Further, the GCC countries, with Saudi Arabia in the lead, took in more than half a million American and other countries’ foreign armed forces personnel that came to liberate Kuwait. In short, the GCC-U.S. relationship was the cornerstone of the internationally concerted action that succeeded in reversing Iraq’s aggression against Kuwait. In tandem with American diplomatic efforts, the GCC countries helped ensure majority UN Security Council votes aimed at ensuring that Iraq’s actions would be defeated. In so doing, they helped prevent Iraq from expanding its invasion to the other GCC countries.

The international alliance, of which the GCC countries were the most prominent Arab component, not only liberated Kuwait. It re-instated the country’s internationally recognized legitimate government. It restored freedom and security to the Kuwaiti people. The GCC countries were second to none in replacing the substantial amounts of energy lost during the course of the invasion and occupation. In the process, they helped calm international anxieties related to oil production and pricing whilst protecting the vital source of energy that fuels the engine of global economic growth.

…And What Was Enforced and Strengthened

But this was not all. The alliance persuaded the world’s highest political body, the UN Security Council, to do what neither it nor any other institution had ever done before, or since: guarantee the border between two countries, i.e., Kuwait and Iraq. Even now, the border remains the only one in the world which the UN member countries are legally bound to uphold.

And, not least, the coalition highlighted the need to strengthen The Hague and Geneva Conventions regarding the laws of war. It did so with a view to providing more effective mechanisms to prevent a recurrence of what, following in the wake of Iraq’s act of war, were some of the most egregious acts imaginable committed by one country against another country’s people, its society, economy, institutions, and its environment and natural resources.

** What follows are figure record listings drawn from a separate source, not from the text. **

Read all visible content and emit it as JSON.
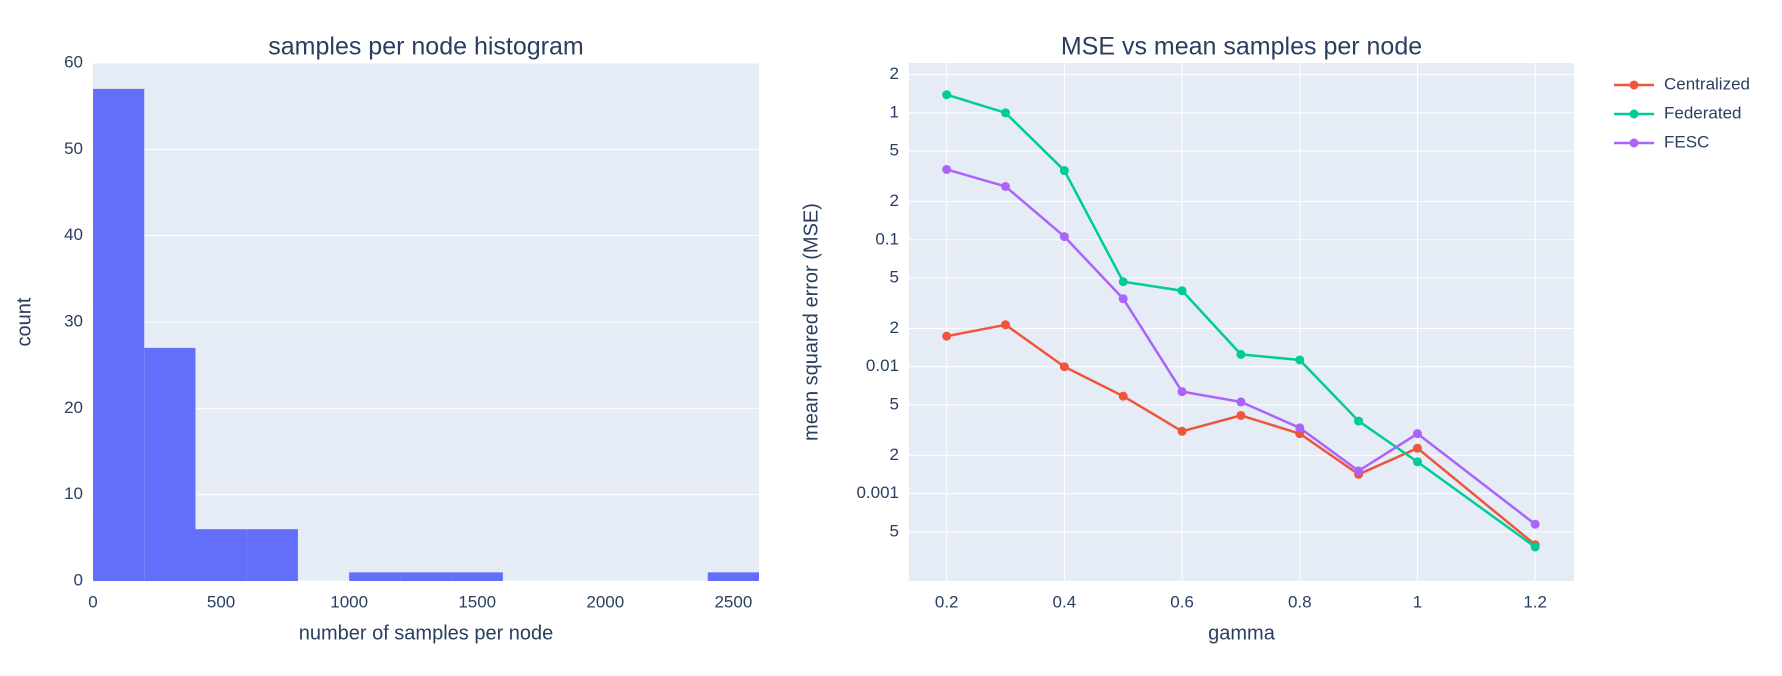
{
  "chart_data": [
    {
      "type": "histogram",
      "title": "samples per node histogram",
      "x_label": "number of samples per node",
      "y_label": "count",
      "bins": [
        0,
        200,
        400,
        600,
        800,
        1000,
        1200,
        1400,
        1600,
        1800,
        2000,
        2200,
        2400,
        2600
      ],
      "counts": [
        57,
        27,
        6,
        6,
        0,
        1,
        1,
        1,
        0,
        0,
        0,
        0,
        1
      ],
      "color": "#636efa",
      "xlim": [
        0,
        2600
      ],
      "xticks": [
        0,
        500,
        1000,
        1500,
        2000,
        2500
      ],
      "ylim": [
        0,
        60
      ],
      "yticks": [
        0,
        10,
        20,
        30,
        40,
        50,
        60
      ],
      "grid": "y"
    },
    {
      "type": "line",
      "title": "MSE vs mean samples per node",
      "x_label": "gamma",
      "y_label": "mean squared error (MSE)",
      "x": [
        0.2,
        0.3,
        0.4,
        0.5,
        0.6,
        0.7,
        0.8,
        0.9,
        1,
        1.2
      ],
      "series": [
        {
          "name": "Centralized",
          "color": "#ef553b",
          "values": [
            0.0174,
            0.0214,
            0.01,
            0.00586,
            0.0031,
            0.00413,
            0.00297,
            0.00142,
            0.00228,
            0.000396
          ]
        },
        {
          "name": "Federated",
          "color": "#00cc96",
          "values": [
            1.39,
            1.0,
            0.351,
            0.0467,
            0.0397,
            0.0125,
            0.0113,
            0.00373,
            0.00178,
            0.00038
          ]
        },
        {
          "name": "FESC",
          "color": "#ab63fa",
          "values": [
            0.358,
            0.263,
            0.106,
            0.0343,
            0.00636,
            0.00528,
            0.0033,
            0.00151,
            0.00297,
            0.000574
          ]
        }
      ],
      "xlim": [
        0.136,
        1.266
      ],
      "xticks": [
        0.2,
        0.4,
        0.6,
        0.8,
        1,
        1.2
      ],
      "ylim": [
        0.000205,
        2.47
      ],
      "ylog": true,
      "yticks": [
        {
          "value": 0.0005,
          "label": "5"
        },
        0.001,
        {
          "value": 0.002,
          "label": "2"
        },
        {
          "value": 0.005,
          "label": "5"
        },
        0.01,
        {
          "value": 0.02,
          "label": "2"
        },
        {
          "value": 0.05,
          "label": "5"
        },
        0.1,
        {
          "value": 0.2,
          "label": "2"
        },
        {
          "value": 0.5,
          "label": "5"
        },
        1,
        2
      ],
      "grid": "both",
      "legend": "right"
    }
  ]
}
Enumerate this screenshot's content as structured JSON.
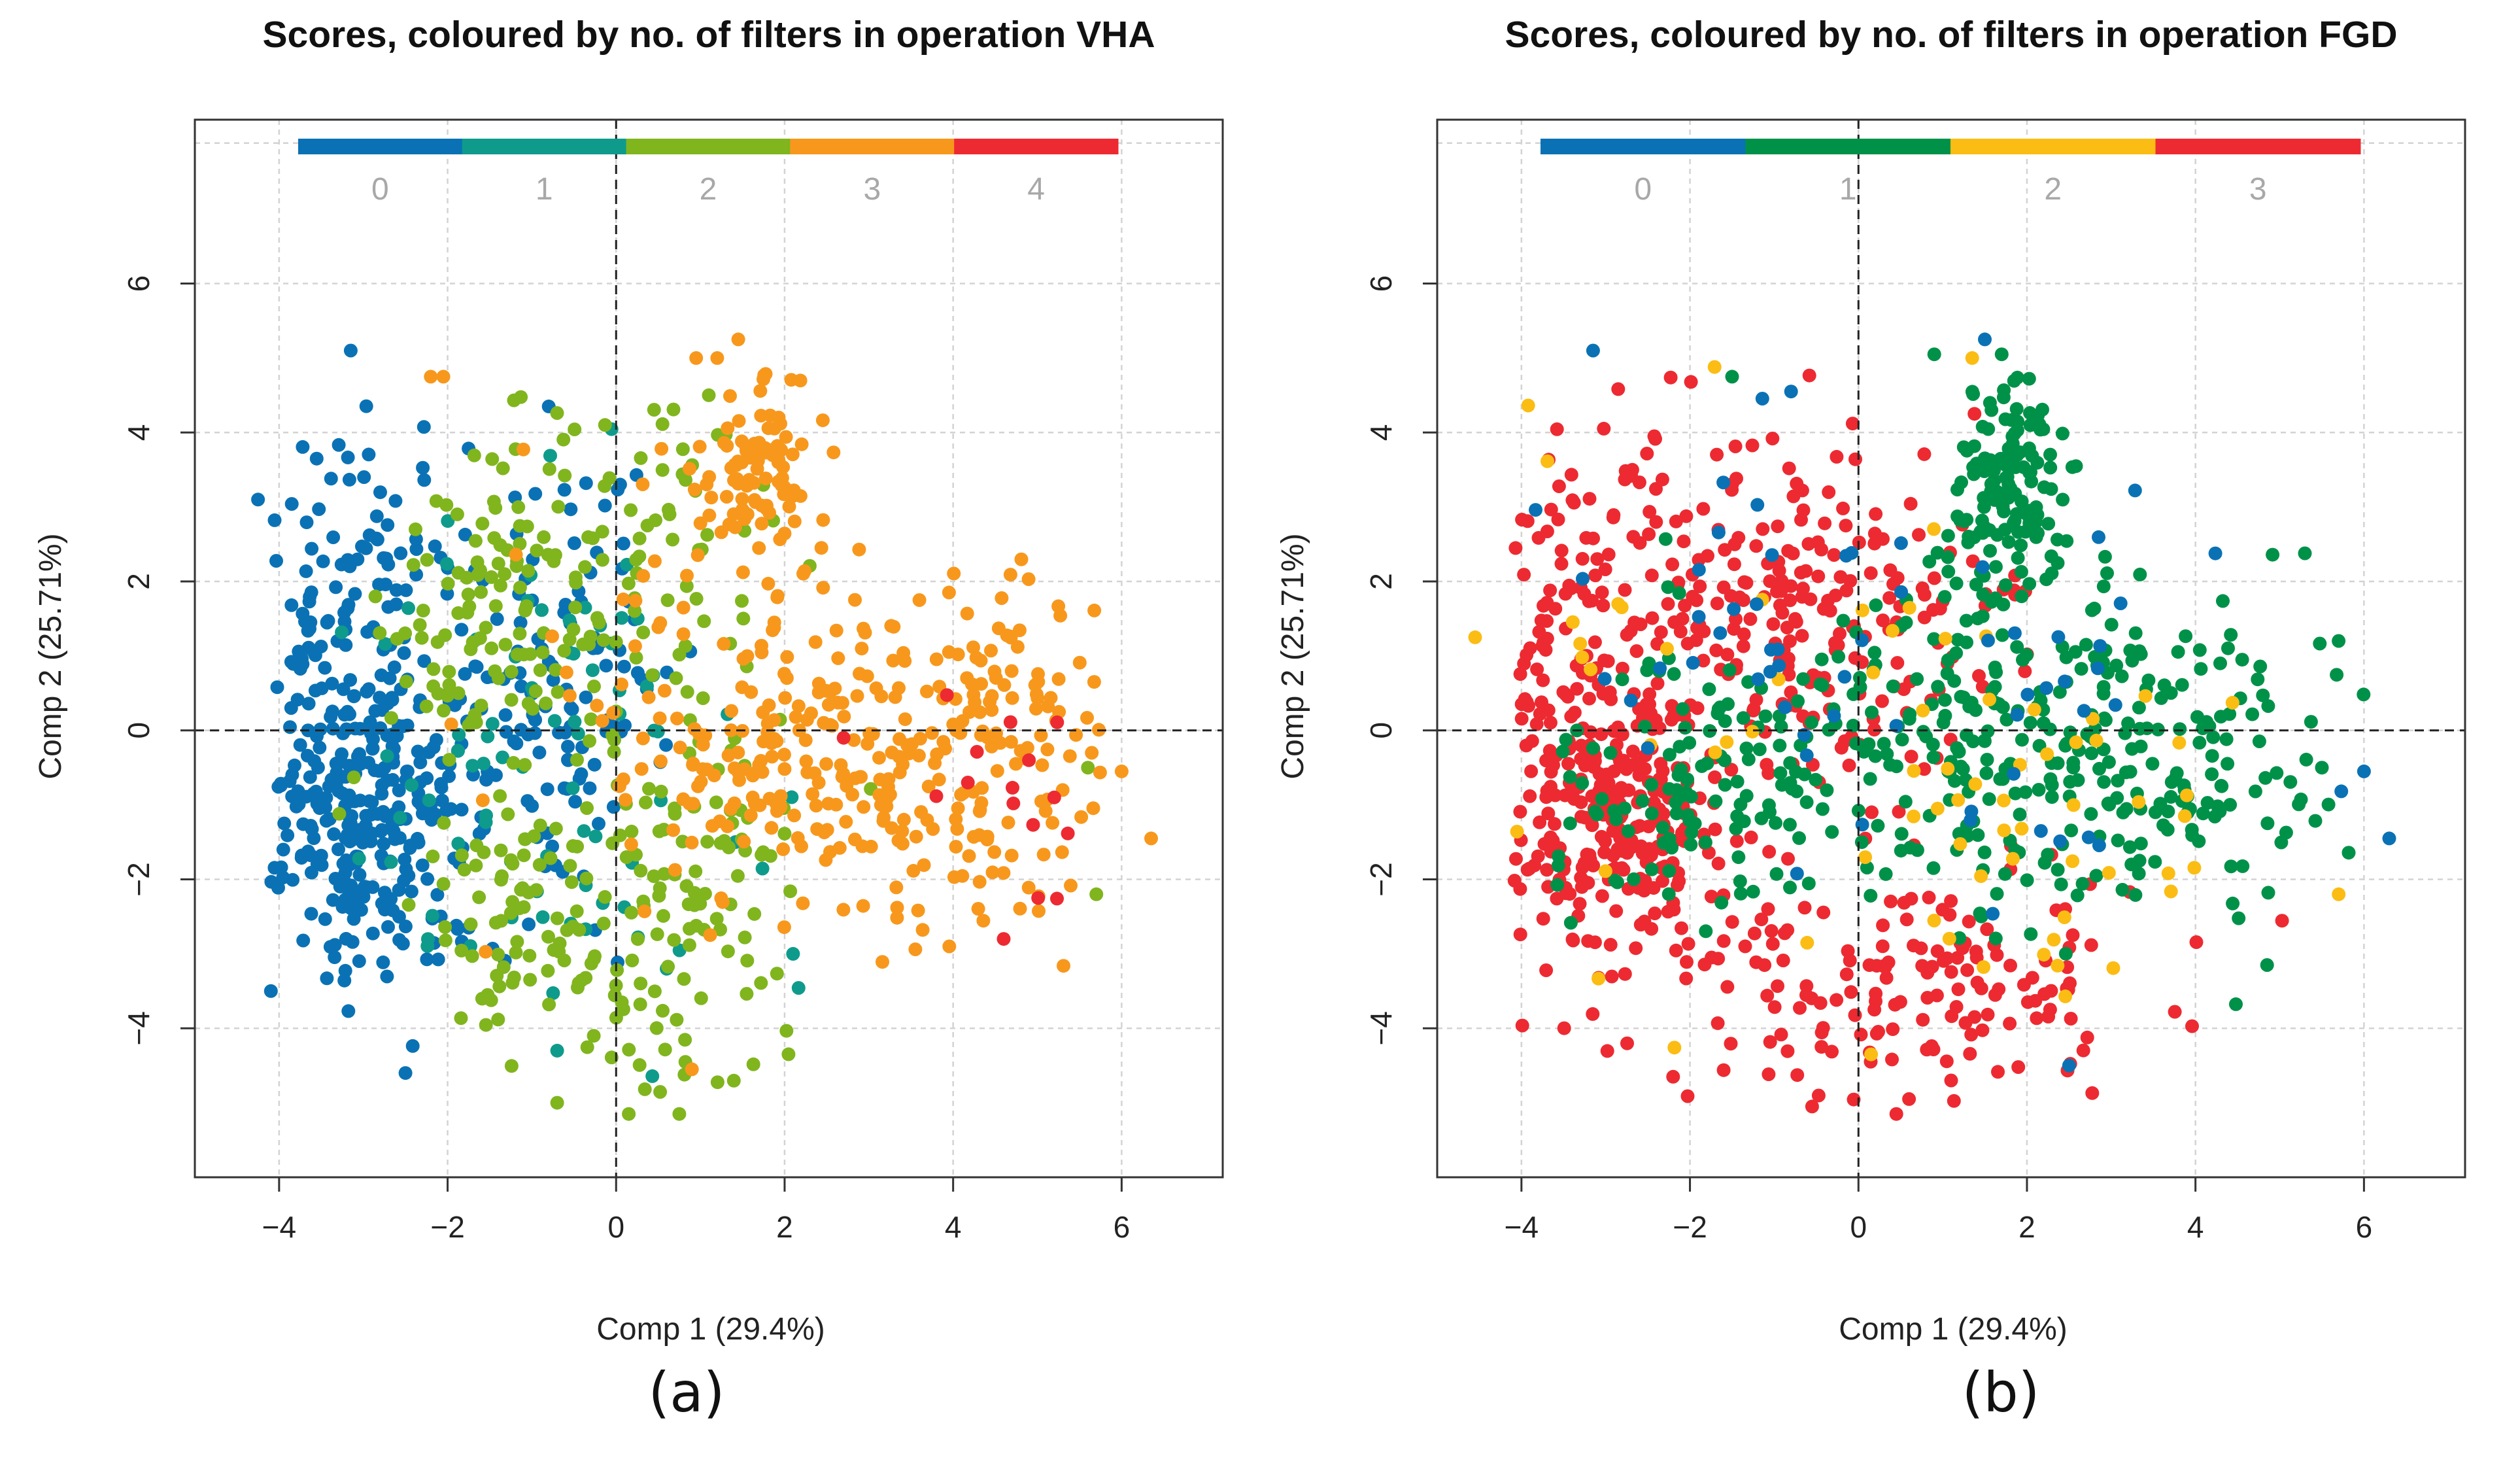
{
  "colors": {
    "blue": "#0a72b4",
    "teal": "#0e9b8c",
    "green": "#009149",
    "lime": "#80b51e",
    "orange": "#f7981d",
    "yellow": "#fbbd14",
    "red": "#ed2a31",
    "grid": "#d3d3d3",
    "axis": "#333333",
    "legend_text": "#a8a8a8"
  },
  "chart_data": [
    {
      "type": "scatter",
      "title": "Scores, coloured by no. of filters in operation VHA",
      "xlabel": "Comp 1 (29.4%)",
      "ylabel": "Comp 2 (25.71%)",
      "xlim": [
        -5.0,
        7.2
      ],
      "ylim": [
        -6.0,
        8.2
      ],
      "xticks": [
        -4,
        -2,
        0,
        2,
        4,
        6
      ],
      "yticks": [
        -4,
        -2,
        0,
        2,
        4,
        6
      ],
      "grid": true,
      "reference_lines": {
        "x": 0,
        "y": 0
      },
      "caption": "(a)",
      "legend": {
        "placement": "top",
        "entries": [
          {
            "label": "0",
            "color": "#0a72b4"
          },
          {
            "label": "1",
            "color": "#0e9b8c"
          },
          {
            "label": "2",
            "color": "#80b51e"
          },
          {
            "label": "3",
            "color": "#f7981d"
          },
          {
            "label": "4",
            "color": "#ed2a31"
          }
        ]
      },
      "series": [
        {
          "name": "0",
          "color": "#0a72b4",
          "count": 520,
          "clusters": [
            {
              "cx": -3.0,
              "cy": -1.3,
              "sx": 0.55,
              "sy": 0.9,
              "w": 0.45
            },
            {
              "cx": -3.1,
              "cy": 1.5,
              "sx": 0.55,
              "sy": 1.3,
              "w": 0.25
            },
            {
              "cx": -1.5,
              "cy": 0.2,
              "sx": 0.7,
              "sy": 1.3,
              "w": 0.18
            },
            {
              "cx": -0.4,
              "cy": 0.5,
              "sx": 0.5,
              "sy": 1.6,
              "w": 0.12
            }
          ],
          "points": [
            [
              -4.25,
              3.1
            ],
            [
              -3.15,
              5.1
            ],
            [
              -2.5,
              -4.6
            ],
            [
              -0.8,
              4.35
            ],
            [
              -3.95,
              -1.6
            ]
          ]
        },
        {
          "name": "1",
          "color": "#0e9b8c",
          "count": 80,
          "clusters": [
            {
              "cx": -1.3,
              "cy": -0.8,
              "sx": 0.9,
              "sy": 1.5,
              "w": 0.5
            },
            {
              "cx": -0.5,
              "cy": 1.0,
              "sx": 0.6,
              "sy": 1.5,
              "w": 0.3
            },
            {
              "cx": 0.9,
              "cy": -1.8,
              "sx": 0.9,
              "sy": 1.4,
              "w": 0.2
            }
          ],
          "points": [
            [
              0.6,
              -3.2
            ],
            [
              2.1,
              -3.0
            ],
            [
              -0.7,
              -4.3
            ]
          ]
        },
        {
          "name": "2",
          "color": "#80b51e",
          "count": 380,
          "clusters": [
            {
              "cx": -1.3,
              "cy": 1.6,
              "sx": 0.7,
              "sy": 1.3,
              "w": 0.35
            },
            {
              "cx": -1.2,
              "cy": -2.6,
              "sx": 0.55,
              "sy": 0.8,
              "w": 0.2
            },
            {
              "cx": 0.7,
              "cy": -2.5,
              "sx": 0.9,
              "sy": 1.3,
              "w": 0.3
            },
            {
              "cx": 0.5,
              "cy": 2.0,
              "sx": 0.7,
              "sy": 1.4,
              "w": 0.15
            }
          ],
          "points": [
            [
              -0.7,
              -5.0
            ],
            [
              0.15,
              -5.15
            ],
            [
              0.75,
              -5.15
            ],
            [
              1.1,
              4.5
            ],
            [
              5.7,
              -2.2
            ],
            [
              5.6,
              -0.5
            ]
          ]
        },
        {
          "name": "3",
          "color": "#f7981d",
          "count": 470,
          "clusters": [
            {
              "cx": 1.7,
              "cy": 3.4,
              "sx": 0.35,
              "sy": 0.65,
              "w": 0.22
            },
            {
              "cx": 2.8,
              "cy": -0.4,
              "sx": 1.3,
              "sy": 1.2,
              "w": 0.45
            },
            {
              "cx": 1.3,
              "cy": 0.4,
              "sx": 1.0,
              "sy": 1.3,
              "w": 0.15
            },
            {
              "cx": 4.1,
              "cy": 0.1,
              "sx": 0.9,
              "sy": 1.1,
              "w": 0.18
            }
          ],
          "points": [
            [
              -2.2,
              4.75
            ],
            [
              -2.05,
              4.75
            ],
            [
              1.45,
              5.25
            ],
            [
              1.2,
              5.0
            ],
            [
              0.95,
              5.0
            ],
            [
              6.35,
              -1.45
            ],
            [
              6.0,
              -0.55
            ],
            [
              5.3,
              -0.8
            ],
            [
              3.6,
              1.75
            ],
            [
              0.9,
              -4.55
            ]
          ]
        },
        {
          "name": "4",
          "color": "#ed2a31",
          "count": 12,
          "clusters": [
            {
              "cx": 4.6,
              "cy": -0.9,
              "sx": 0.5,
              "sy": 0.7,
              "w": 1.0
            }
          ],
          "points": [
            [
              4.6,
              -2.8
            ],
            [
              2.7,
              -0.1
            ],
            [
              4.9,
              -0.4
            ],
            [
              5.2,
              -0.9
            ]
          ]
        }
      ]
    },
    {
      "type": "scatter",
      "title": "Scores, coloured by no. of filters in operation FGD",
      "xlabel": "Comp 1 (29.4%)",
      "ylabel": "Comp 2 (25.71%)",
      "xlim": [
        -5.0,
        7.2
      ],
      "ylim": [
        -6.0,
        8.2
      ],
      "xticks": [
        -4,
        -2,
        0,
        2,
        4,
        6
      ],
      "yticks": [
        -4,
        -2,
        0,
        2,
        4,
        6
      ],
      "grid": true,
      "reference_lines": {
        "x": 0,
        "y": 0
      },
      "caption": "(b)",
      "legend": {
        "placement": "top",
        "entries": [
          {
            "label": "0",
            "color": "#0a72b4"
          },
          {
            "label": "1",
            "color": "#009149"
          },
          {
            "label": "2",
            "color": "#fbbd14"
          },
          {
            "label": "3",
            "color": "#ed2a31"
          }
        ]
      },
      "series": [
        {
          "name": "3",
          "color": "#ed2a31",
          "count": 760,
          "clusters": [
            {
              "cx": -2.9,
              "cy": -1.3,
              "sx": 0.6,
              "sy": 1.0,
              "w": 0.35
            },
            {
              "cx": -3.2,
              "cy": 1.5,
              "sx": 0.6,
              "sy": 1.3,
              "w": 0.15
            },
            {
              "cx": -1.0,
              "cy": 1.8,
              "sx": 0.9,
              "sy": 1.2,
              "w": 0.2
            },
            {
              "cx": 0.6,
              "cy": -3.3,
              "sx": 1.6,
              "sy": 0.8,
              "w": 0.22
            },
            {
              "cx": 0.3,
              "cy": 1.2,
              "sx": 0.8,
              "sy": 1.0,
              "w": 0.08
            }
          ],
          "points": [
            [
              -2.2,
              -4.65
            ],
            [
              -0.55,
              -5.05
            ],
            [
              0.45,
              -5.15
            ],
            [
              0.6,
              -4.95
            ],
            [
              1.1,
              -4.7
            ]
          ]
        },
        {
          "name": "1",
          "color": "#009149",
          "count": 600,
          "clusters": [
            {
              "cx": 1.8,
              "cy": 3.3,
              "sx": 0.35,
              "sy": 0.7,
              "w": 0.2
            },
            {
              "cx": 3.4,
              "cy": -0.3,
              "sx": 1.2,
              "sy": 1.1,
              "w": 0.35
            },
            {
              "cx": 1.2,
              "cy": 0.0,
              "sx": 1.1,
              "sy": 1.3,
              "w": 0.25
            },
            {
              "cx": -1.7,
              "cy": -0.6,
              "sx": 0.9,
              "sy": 1.0,
              "w": 0.2
            }
          ],
          "points": [
            [
              -1.5,
              4.75
            ],
            [
              1.7,
              5.05
            ],
            [
              0.9,
              5.05
            ],
            [
              4.85,
              -3.15
            ],
            [
              5.5,
              -0.5
            ]
          ]
        },
        {
          "name": "2",
          "color": "#fbbd14",
          "count": 70,
          "clusters": [
            {
              "cx": -0.8,
              "cy": 0.2,
              "sx": 1.6,
              "sy": 2.0,
              "w": 0.55
            },
            {
              "cx": 2.5,
              "cy": -1.4,
              "sx": 1.2,
              "sy": 1.4,
              "w": 0.45
            }
          ],
          "points": [
            [
              -4.55,
              1.25
            ],
            [
              5.7,
              -2.2
            ],
            [
              0.15,
              -4.35
            ],
            [
              1.35,
              5.0
            ]
          ]
        },
        {
          "name": "0",
          "color": "#0a72b4",
          "count": 60,
          "clusters": [
            {
              "cx": -1.2,
              "cy": 0.8,
              "sx": 1.3,
              "sy": 1.6,
              "w": 0.6
            },
            {
              "cx": 2.3,
              "cy": 0.5,
              "sx": 1.4,
              "sy": 1.6,
              "w": 0.4
            }
          ],
          "points": [
            [
              -3.15,
              5.1
            ],
            [
              1.5,
              5.25
            ],
            [
              6.3,
              -1.45
            ],
            [
              6.0,
              -0.55
            ],
            [
              -0.8,
              4.55
            ],
            [
              2.5,
              -4.5
            ]
          ]
        }
      ]
    }
  ]
}
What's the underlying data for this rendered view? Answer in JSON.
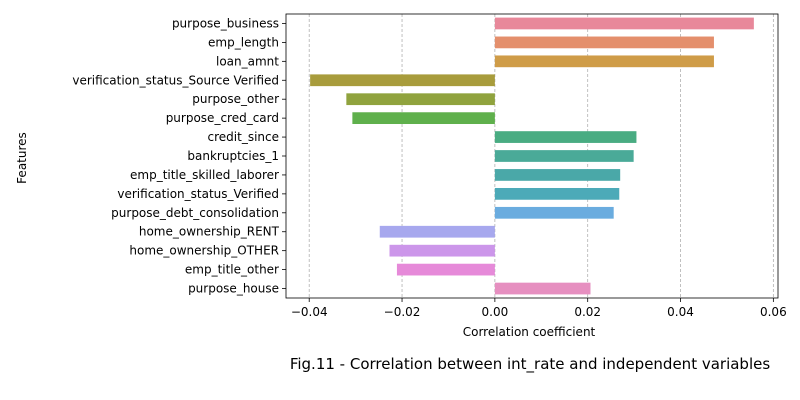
{
  "chart_data": {
    "type": "bar",
    "orientation": "horizontal",
    "caption": "Fig.11 - Correlation between int_rate and independent variables",
    "xlabel": "Correlation coefficient",
    "ylabel": "Features",
    "xlim": [
      -0.045,
      0.061
    ],
    "xticks": [
      -0.04,
      -0.02,
      0.0,
      0.02,
      0.04,
      0.06
    ],
    "xtick_labels": [
      "−0.04",
      "−0.02",
      "0.00",
      "0.02",
      "0.04",
      "0.06"
    ],
    "grid": "vertical dashed",
    "categories": [
      "purpose_business",
      "emp_length",
      "loan_amnt",
      "verification_status_Source Verified",
      "purpose_other",
      "purpose_cred_card",
      "credit_since",
      "bankruptcies_1",
      "emp_title_skilled_laborer",
      "verification_status_Verified",
      "purpose_debt_consolidation",
      "home_ownership_RENT",
      "home_ownership_OTHER",
      "emp_title_other",
      "purpose_house"
    ],
    "values": [
      0.0558,
      0.0472,
      0.0472,
      -0.0398,
      -0.032,
      -0.0307,
      0.0305,
      0.0299,
      0.027,
      0.0268,
      0.0256,
      -0.0248,
      -0.0227,
      -0.0211,
      0.0206
    ],
    "colors": [
      "#e8889a",
      "#e48f6c",
      "#cf9c48",
      "#a89c3c",
      "#90a33e",
      "#5fb04c",
      "#49ac82",
      "#4aaa98",
      "#4aa8a8",
      "#4caab8",
      "#6aacdf",
      "#a7a8ee",
      "#cc96ea",
      "#e68ad9",
      "#e68fc0"
    ]
  }
}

Notwithstanding ongoing debate about other aspects of the crisis and conflict, a glance in the rear view mirror will reveal that these and other achievements are of no small moment in the annals of U.S.-GCC and U.S.-other Arab strategic, economic, political, and related ties. Certainly they were without precedence at the time in the history of Allied cooperation in defense of a region that, then as now, is vital to the world’s economy and, as such, of overriding importance not just to its inhabitants but to all of humankind.